À Ottawa, on nous a même appris que certains députés disent avoir peur, dans des circonscriptions à l’extérieur du Québec, d’organiser des activités publiques avec leurs concitoyens.

On ne peut certainement pas leur reprocher de manquer de courage. Le climat s’est assombri. Les manifestants qui ont intimidé le chef du Nouveau Parti démocratique, Jagmeet Singh, lors d’un passage à Peterborough il y a dix jours en ont fourni une nouvelle preuve.
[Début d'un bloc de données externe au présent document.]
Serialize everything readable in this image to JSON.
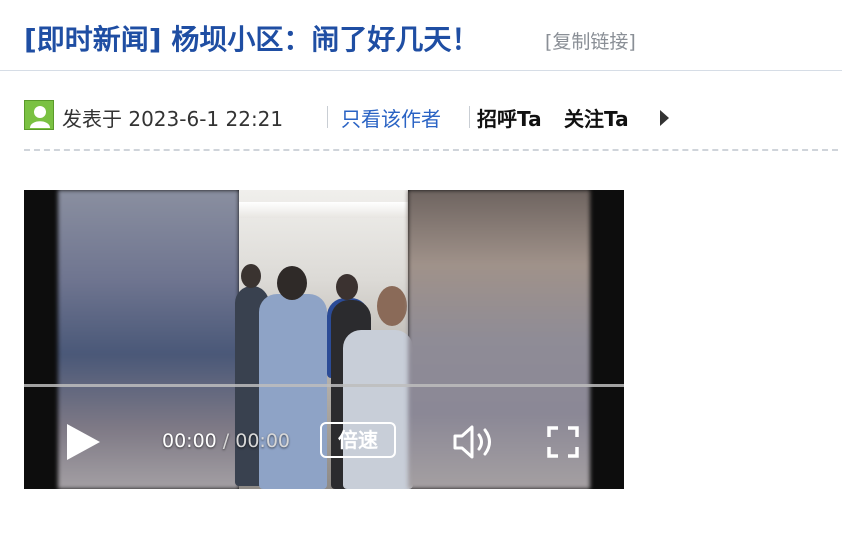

Ce que ça signifie, c’est qu’on a franchi un nouveau cap. Désormais, c’est aussi la santé de notre démocratie qui est menacée.

Ce n’est pas d’hier que les élus à Ottawa sont la cible de menaces, bien sûr. C’était aussi le cas à l’époque où Stephen Harper était premier ministre.

Yan Plante, chef de cabinet d’un des ministres de Stephen Harper, Denis Lebel, l’a souligné dans un texte rédigé pour L’actualité il y a quelques mois. Entre 2006 et 2015, il a vu « passer plusieurs menaces sous différentes formes ». Et ça l’« empêchait de bien dormir ».

Cet ancien stratège conservateur fait partie de ceux qui estiment que la situation actuelle est intenable. Il juge que les ministres fédéraux ainsi que les chefs des partis de l’opposition doivent être mieux protégés. Et qu’on pourrait aussi améliorer la sécurité des autres élus.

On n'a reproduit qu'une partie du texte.